Here’s another case of someone buying more house than they could afford and now they’re whining. According to the story “She has had to take extreme measures to pay for her interest-only mortgage of $2,500 a month.”
Let’s take a second and do the math on this. Which is something Patricia Guerrero should have done before she bought the house.
According to the article, she made $70,000 per year – great money! I’m assuming that was her gross pay, so let’s deduct 8% for SSI and Medicare taxes, another 15% for Federal taxes, and 9.3% (!) for California income tax according to BankRate.com.
$70,000 x 8% = $5,600 in SSI and Medicare taxes. $70,000 x 15% = 10,500 in Federal income tax, and (assuming CA allows you to deduct Federal taxes) her CA taxable income was $53,900 x 9.3% state tax = $5,012.
Add it all up, and she had about $49,000 per year in take home pay – assuming she wasn’t putting anything into a 401K or company stock, health insurance, etc. In other words, that’s about the most she could take home under any circumstances.
$49,000 per year is $4,083 per month. I don’t know about you, that’s pretty good money where I come from! But anyway, the standard rule of thumb is that your house payment should be no more than 25% of your gross pay, or no more than 33% of your take home pay. A $2500/month house payment is way above that – it’s 43% of her gross and a whopping 61% of her take home pay!
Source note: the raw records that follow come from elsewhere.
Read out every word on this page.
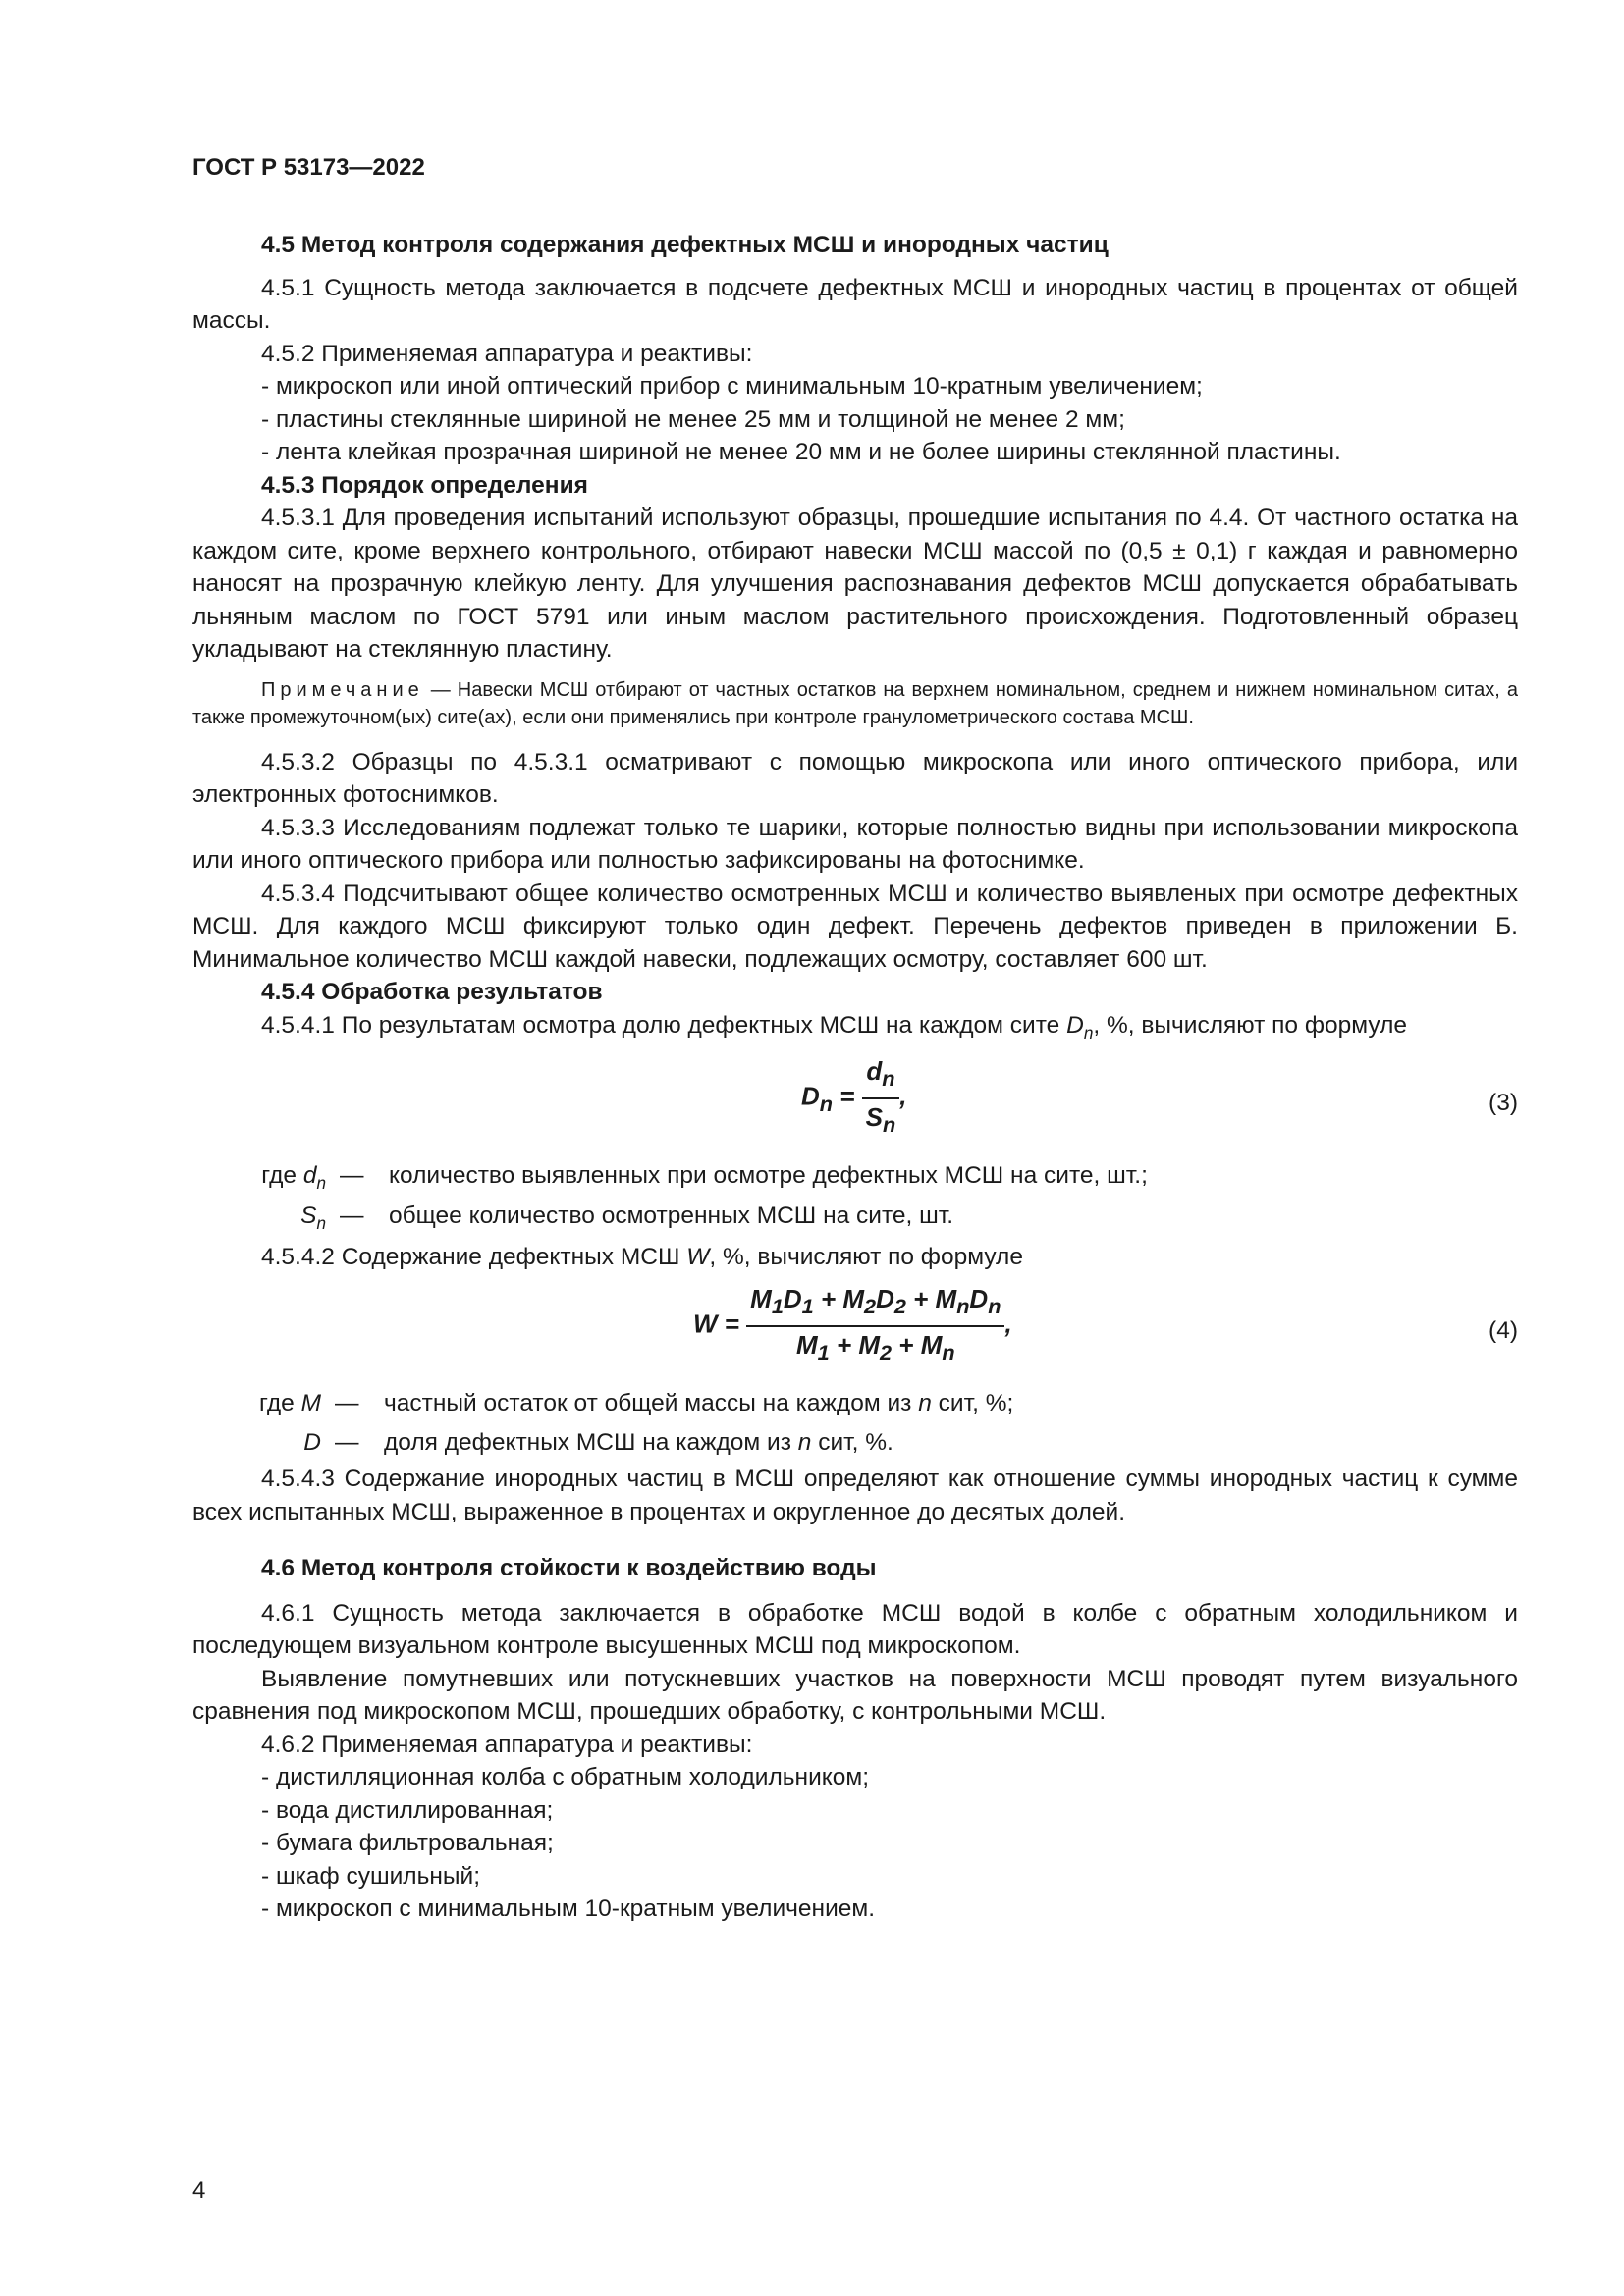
ГОСТ Р 53173—2022

4.5 Метод контроля содержания дефектных МСШ и инородных частиц

4.5.1 Сущность метода заключается в подсчете дефектных МСШ и инородных частиц в процентах от общей массы.

4.5.2 Применяемая аппаратура и реактивы:

- микроскоп или иной оптический прибор с минимальным 10-кратным увеличением;

- пластины стеклянные шириной не менее 25 мм и толщиной не менее 2 мм;

- лента клейкая прозрачная шириной не менее 20 мм и не более ширины стеклянной пластины.

4.5.3 Порядок определения

4.5.3.1 Для проведения испытаний используют образцы, прошедшие испытания по 4.4. От частного остатка на каждом сите, кроме верхнего контрольного, отбирают навески МСШ массой по (0,5 ± 0,1) г каждая и равномерно наносят на прозрачную клейкую ленту. Для улучшения распознавания дефектов МСШ допускается обрабатывать льняным маслом по ГОСТ 5791 или иным маслом растительного происхождения. Подготовленный образец укладывают на стеклянную пластину.

Примечание — Навески МСШ отбирают от частных остатков на верхнем номинальном, среднем и нижнем номинальном ситах, а также промежуточном(ых) сите(ах), если они применялись при контроле гранулометрического состава МСШ.

4.5.3.2 Образцы по 4.5.3.1 осматривают с помощью микроскопа или иного оптического прибора, или электронных фотоснимков.

4.5.3.3 Исследованиям подлежат только те шарики, которые полностью видны при использовании микроскопа или иного оптического прибора или полностью зафиксированы на фотоснимке.

4.5.3.4 Подсчитывают общее количество осмотренных МСШ и количество выявленых при осмотре дефектных МСШ. Для каждого МСШ фиксируют только один дефект. Перечень дефектов приведен в приложении Б. Минимальное количество МСШ каждой навески, подлежащих осмотру, составляет 600 шт.

4.5.4 Обработка результатов

4.5.4.1 По результатам осмотра долю дефектных МСШ на каждом сите $D_n$, %, вычисляют по формуле

$D_n = \frac{d_n}{S_n}$ ,	(3)
где $d_n$ —	количество выявленных при осмотре дефектных МСШ на сите, шт.;
$S_n$ —	общее количество осмотренных МСШ на сите, шт.

4.5.4.2 Содержание дефектных МСШ W, %, вычисляют по формуле

$W = \frac{M_1D_1 + M_2D_2 + M_nD_n}{M_1 + M_2 + M_n}$ ,	(4)
где M —	частный остаток от общей массы на каждом из n сит, %;
D —	доля дефектных МСШ на каждом из n сит, %.

4.5.4.3 Содержание инородных частиц в МСШ определяют как отношение суммы инородных частиц к сумме всех испытанных МСШ, выраженное в процентах и округленное до десятых долей.

4.6 Метод контроля стойкости к воздействию воды

4.6.1 Сущность метода заключается в обработке МСШ водой в колбе с обратным холодильником и последующем визуальном контроле высушенных МСШ под микроскопом.

Выявление помутневших или потускневших участков на поверхности МСШ проводят путем визуального сравнения под микроскопом МСШ, прошедших обработку, с контрольными МСШ.

4.6.2 Применяемая аппаратура и реактивы:

- дистилляционная колба с обратным холодильником;

- вода дистиллированная;

- бумага фильтровальная;

- шкаф сушильный;

- микроскоп с минимальным 10-кратным увеличением.

4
When you factor in utility bills, a car payment or two, insurance, property taxes, etc, she couldn’t afford that house when she had a job! Although the article doesn’t mention other bills, she almost had to be ringing up credit card debt each month just to stay afloat – kinda like banks borrowing from the Fed to stay afloat, but that’s a different topic….
To top it off, she has an interest only loan, so she wasn’t making any progress in paying down her mortgage. But I guess we’re supposed to feel sorry for her, because now she’s broke. To be honest, she was broke before – she was simply refusing to recognize what was staring her in the face.
Sorry, I have no pity for Patricia. She spent more than she made for too long, and now she has to face the music. She wasn’t a home owner, she was a squatter, and that home will be auctioned off when it goes into foreclosure. Why should we (taxpayers) pay to bail her out of her self-made mess?